図1に関して上述したように、ガス管52は陸上設備に結合し得る。
【0068】
図8は、LNGを船間移送するマニフォルドシステムの実施形態の概略である。マニフォルドシステム60は、LNGをLNG運搬船12から再ガス化船舶に安全で効率的に移送できるようにし得る。船間移送に関して示されるが、マニフォルドシステム60のうちの1つ又は複数を、船からドックへの移送又はドックから船への移送に使用してもよい。例えば、マニフォルドシステム60は、
図1及び/又は
図6A、
図6B、及び
図6Cにおいて説明されるドックマニフォルド56と液体接続54との組み合わせに使用し得る。
【0069】
図8に示されるように、LNGは、LNG運搬船12のLNG貯蔵タンクから液体管62を通って流れ得る。液体管62は、液体ホース64に結合し得る。LNGは、液体管62から液体ホース64に移送され、液体管62’を介して再ガス化船舶10に流れ得る。デッキ66が、液体ホース64及び蒸気ホース68を支持する。蒸気ホース68は、蒸気管70及び70’に結合し得る。蒸気管70及び70’ならびに蒸気ホース68は、液体管62を通してLNGが移動し得る際に生成されるボイルオフガスの管理を助ける。液体ホース64は、ステンレス鋼の端部取り付け部を含み、エポキシ充填されてかしめられることができ、LNGの船間移送に対する等級により承認された型であり得る。液体ホース64は、ポリエチレン層を含んでもよく、極低温サイクルに耐えると共に、故障前に漏れるように構成してもよい。いくつかの実施形態では、液体ホース64は、直径8インチ(20.32cm)、長さ15m、曲げ半径0.65mを有する複合材料ホースであり得る。液体ホース64は、船舶10及び12のそれぞれにおいてサドル72により支持し得る。
【0070】
液体ホース64及び蒸気ホース68は、サドル72に位置決めし得る。サドル72は、液体ホース64及び蒸気ホース68に保護及び支持を提供し、ホースの曲げ半径を維持し得る。さらに、サドル72は、負荷を液体ホース64及び蒸気ホース68から船舶10及び12上のマニフォルドデッキに伝達し、摩擦保護をホースに提供し得る。液体ホース64は、スプール片74、74’を使用して液体管62、62’に接続し得る。さらに、蒸気ホース68は、スプール片74、74’を使用して蒸気管70、70’に接続し得る。スプール片74、74’は、従来のパイプ及びホースコネクタを使用して行われる接続と比較して、ホース接続の直径に合うようにパイプの直径を低減し得る。例えば、スプール片74を使用して、液体ホース64を液体管62、62’に接続し、及び/又は蒸気ホース68を、45°未満の角度で蒸気管70、70’に接続し得る。
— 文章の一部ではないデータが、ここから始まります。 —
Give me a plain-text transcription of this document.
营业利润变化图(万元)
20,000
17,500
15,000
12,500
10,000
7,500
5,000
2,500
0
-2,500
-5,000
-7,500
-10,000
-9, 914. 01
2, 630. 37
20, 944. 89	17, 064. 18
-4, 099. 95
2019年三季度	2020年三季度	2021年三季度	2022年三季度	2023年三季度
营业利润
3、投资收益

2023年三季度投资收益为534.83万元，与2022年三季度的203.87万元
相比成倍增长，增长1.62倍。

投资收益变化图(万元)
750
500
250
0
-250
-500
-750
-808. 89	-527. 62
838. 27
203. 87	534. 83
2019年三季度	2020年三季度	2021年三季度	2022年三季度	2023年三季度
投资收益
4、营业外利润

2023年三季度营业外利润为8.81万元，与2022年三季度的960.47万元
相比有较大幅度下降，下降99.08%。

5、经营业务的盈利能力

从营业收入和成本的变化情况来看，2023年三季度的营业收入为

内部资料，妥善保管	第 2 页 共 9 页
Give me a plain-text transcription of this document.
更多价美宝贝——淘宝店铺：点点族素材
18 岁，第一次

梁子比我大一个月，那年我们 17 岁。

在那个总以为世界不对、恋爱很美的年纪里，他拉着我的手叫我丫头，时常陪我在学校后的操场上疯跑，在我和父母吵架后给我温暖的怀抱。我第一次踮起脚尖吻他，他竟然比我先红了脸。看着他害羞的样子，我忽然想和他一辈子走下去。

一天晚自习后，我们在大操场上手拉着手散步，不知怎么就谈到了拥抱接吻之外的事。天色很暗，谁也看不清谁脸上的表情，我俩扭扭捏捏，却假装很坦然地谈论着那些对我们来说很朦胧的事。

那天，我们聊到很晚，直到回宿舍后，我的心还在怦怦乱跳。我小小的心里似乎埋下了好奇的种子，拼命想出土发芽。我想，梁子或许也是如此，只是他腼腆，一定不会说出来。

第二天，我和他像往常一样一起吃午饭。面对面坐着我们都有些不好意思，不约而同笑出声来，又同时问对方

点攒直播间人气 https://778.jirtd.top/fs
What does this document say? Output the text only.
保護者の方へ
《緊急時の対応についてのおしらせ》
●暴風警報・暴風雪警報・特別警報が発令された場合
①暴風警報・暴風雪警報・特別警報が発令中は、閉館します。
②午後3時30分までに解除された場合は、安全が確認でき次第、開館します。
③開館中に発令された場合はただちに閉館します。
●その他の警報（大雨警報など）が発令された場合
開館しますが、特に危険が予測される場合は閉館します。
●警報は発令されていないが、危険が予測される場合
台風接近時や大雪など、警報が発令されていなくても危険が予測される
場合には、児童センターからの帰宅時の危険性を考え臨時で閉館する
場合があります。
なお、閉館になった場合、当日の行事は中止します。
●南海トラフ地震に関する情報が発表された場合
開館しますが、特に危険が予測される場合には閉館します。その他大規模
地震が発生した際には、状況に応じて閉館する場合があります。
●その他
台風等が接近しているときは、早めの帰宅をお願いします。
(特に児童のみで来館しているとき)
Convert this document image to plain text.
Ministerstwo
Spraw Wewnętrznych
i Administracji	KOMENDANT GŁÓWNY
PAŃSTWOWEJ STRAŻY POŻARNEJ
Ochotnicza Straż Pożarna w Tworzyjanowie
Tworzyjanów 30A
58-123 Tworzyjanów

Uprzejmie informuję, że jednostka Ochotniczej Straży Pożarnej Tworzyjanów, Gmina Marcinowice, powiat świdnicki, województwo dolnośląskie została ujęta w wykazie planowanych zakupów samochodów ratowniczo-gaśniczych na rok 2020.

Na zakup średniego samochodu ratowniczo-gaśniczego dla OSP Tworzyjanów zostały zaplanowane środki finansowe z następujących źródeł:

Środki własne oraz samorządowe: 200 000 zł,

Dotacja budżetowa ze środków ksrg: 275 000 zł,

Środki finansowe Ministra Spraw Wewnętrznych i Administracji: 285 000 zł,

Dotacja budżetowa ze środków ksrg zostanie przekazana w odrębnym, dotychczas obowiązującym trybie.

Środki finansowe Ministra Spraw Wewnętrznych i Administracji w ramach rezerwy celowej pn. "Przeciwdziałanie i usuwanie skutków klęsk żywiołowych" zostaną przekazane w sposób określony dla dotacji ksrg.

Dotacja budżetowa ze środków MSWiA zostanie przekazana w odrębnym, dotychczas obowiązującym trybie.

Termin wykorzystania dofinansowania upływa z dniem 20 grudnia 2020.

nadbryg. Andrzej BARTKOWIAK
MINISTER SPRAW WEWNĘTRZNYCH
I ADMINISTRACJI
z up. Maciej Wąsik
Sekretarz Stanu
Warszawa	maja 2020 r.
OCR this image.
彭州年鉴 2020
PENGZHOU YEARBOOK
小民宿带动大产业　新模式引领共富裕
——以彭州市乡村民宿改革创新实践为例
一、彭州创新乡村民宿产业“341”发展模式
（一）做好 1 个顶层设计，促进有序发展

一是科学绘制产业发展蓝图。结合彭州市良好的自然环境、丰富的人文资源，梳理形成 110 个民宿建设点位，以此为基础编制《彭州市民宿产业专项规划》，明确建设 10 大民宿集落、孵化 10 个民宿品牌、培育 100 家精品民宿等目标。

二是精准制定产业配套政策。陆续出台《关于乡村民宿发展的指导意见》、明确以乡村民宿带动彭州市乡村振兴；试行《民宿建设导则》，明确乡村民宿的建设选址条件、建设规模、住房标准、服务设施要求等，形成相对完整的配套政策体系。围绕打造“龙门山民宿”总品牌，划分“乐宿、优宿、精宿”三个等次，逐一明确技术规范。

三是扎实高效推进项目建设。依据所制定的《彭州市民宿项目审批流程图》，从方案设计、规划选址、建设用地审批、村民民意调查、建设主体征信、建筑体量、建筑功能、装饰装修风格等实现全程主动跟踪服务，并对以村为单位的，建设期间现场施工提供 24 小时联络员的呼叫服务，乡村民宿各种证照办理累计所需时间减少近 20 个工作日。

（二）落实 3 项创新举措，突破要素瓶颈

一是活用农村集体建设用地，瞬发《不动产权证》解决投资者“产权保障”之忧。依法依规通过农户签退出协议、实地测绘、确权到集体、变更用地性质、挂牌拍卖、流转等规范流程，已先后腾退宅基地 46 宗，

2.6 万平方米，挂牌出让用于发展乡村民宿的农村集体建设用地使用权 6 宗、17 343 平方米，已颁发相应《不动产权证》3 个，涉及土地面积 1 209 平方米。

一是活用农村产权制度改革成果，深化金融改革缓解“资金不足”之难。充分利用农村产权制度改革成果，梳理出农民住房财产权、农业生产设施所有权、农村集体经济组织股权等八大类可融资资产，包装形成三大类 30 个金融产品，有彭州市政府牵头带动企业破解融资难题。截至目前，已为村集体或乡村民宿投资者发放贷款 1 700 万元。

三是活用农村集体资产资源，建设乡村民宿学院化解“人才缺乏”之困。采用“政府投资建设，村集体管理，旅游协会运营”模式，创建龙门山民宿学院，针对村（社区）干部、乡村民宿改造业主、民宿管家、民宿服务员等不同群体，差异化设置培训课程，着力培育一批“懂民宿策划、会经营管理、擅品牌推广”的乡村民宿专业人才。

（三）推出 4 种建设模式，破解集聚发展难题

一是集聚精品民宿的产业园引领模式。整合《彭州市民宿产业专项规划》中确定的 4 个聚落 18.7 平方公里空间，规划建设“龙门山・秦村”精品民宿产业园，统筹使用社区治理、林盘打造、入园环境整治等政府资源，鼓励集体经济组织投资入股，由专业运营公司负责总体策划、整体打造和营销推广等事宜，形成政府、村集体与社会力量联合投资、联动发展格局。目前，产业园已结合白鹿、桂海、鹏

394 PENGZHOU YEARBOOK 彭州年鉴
スプール片74、74’の使用により、従来のLNGマニフォルドシステムと比較して、マニフォルドシステム60において使用されるホース及び/又は導管の数を増大させることが可能であり得る。
【0071】
切り離し結合部76は、液体ホース64とサドルスプール片74’との間及び/又は蒸気ホース68とサドルスプール片74’との間に位置決めし得る。切り離し結合部76は、緊急状況において、液体ホース64及び/又は蒸気ホース68を高速で切り離せるようにし得る。いくつかの実施形態では、切り離し結合部76はERC350であり得る。切り離し結合部76は、例えば、
図3及び
図4において説明されるように、遠隔操作され、及び/又は自動操作され、LNG漏れが発生した場合にドライブレーキを提供し得る。いくつかの実施形態では、検出及び切り離しの始動に液圧システムを使用し得る。いくつかの実施形態では、
図4に示される無線通信・空気圧作動システムを、検出及び切り離しの始動に使用し得る。特定の実施形態では、切り離し結合部76は、高速切り離しシステム340及び/又はERC350であり得る。
【0072】
マニフォルドシステム60は、水浴システム78、78’を含み得る。水浴システム78は、船舶10及び12のトランクデッキ及び貨物タンクを、LNGの事故的な放出から保護し得る。水浴システム78、78’は、船舶のメインデッキ上でマニフォルドエリアの下に水浴を含むと共に、各マニフォルドの下に追加の水カーテンを含み得る。
【0073】
従来技術による方法及びシステムよりも保護された場所で動作する可動再ガス化設備が可能であり、従って、天気の混乱をより受けにくい、波止場でのLNGの船間移送及び連続した船上での再ガス化のシステム及び方法を開示した。この方法及びシステムのコストは、必要な陸上ベースの基盤及び水面下の基盤の数が少なく、必要とされ得る許可が少ないため、既知のシステム及び方法よりも低い。さらに、開示される方法及びシステムは、現在のシステム及び方法よりも短い時間期間で実施し得る。例えば、開示される本発明の実施形態を利用する場所によっては、わずか12ヶ月以内の現場での工事で、同じ性能を有する従来の陸上ベースのLNGターミナルの約10%のコストで稼働し得、又は従来のLNG設備を7ヶ月未満で置き換え得る。システムが破損した場合、従来の方法及びシステムよりも素早く再実施可能な方法及びシステムを説明した。開示されるシステム及び方法は、潜在的なLNG受け取り場所の可用性を拡大し、そのようなシステムは、従来の海上方法よりも岸壁近くで動作しながら、驚くほど安全である。
【0074】
本発明の様々な態様のさらなる変更及び代替の実施形態が、この説明に鑑みて当業者には明白であり得る。従って、この説明は、例示としてのみ解釈されるべきであり、当業者に本発明を実行する一般的な様式について教示することを目的とする。本明細書において図示され説明された本発明の形態を、目下好ましい実施形態として解釈すべきであることを理解されたい。要素及び材料は、本明細書において図示され説明されたものと置換してもよく、部品及びプロセスを逆にしてもよく、本発明の特定の特徴を独立して利用してもよく、これらはすべて、本発明のこの説明の恩恵を受けた後、当業者に明白であろう。以下の特許請求の範囲に記載される本発明の趣旨及び範囲から逸脱せずに、本発明において説明された要素に変更を行い得る。さらに、特定の実施形態では、本明細書において独立して説明された特徴を組み合わせてもよいことを理解されたい。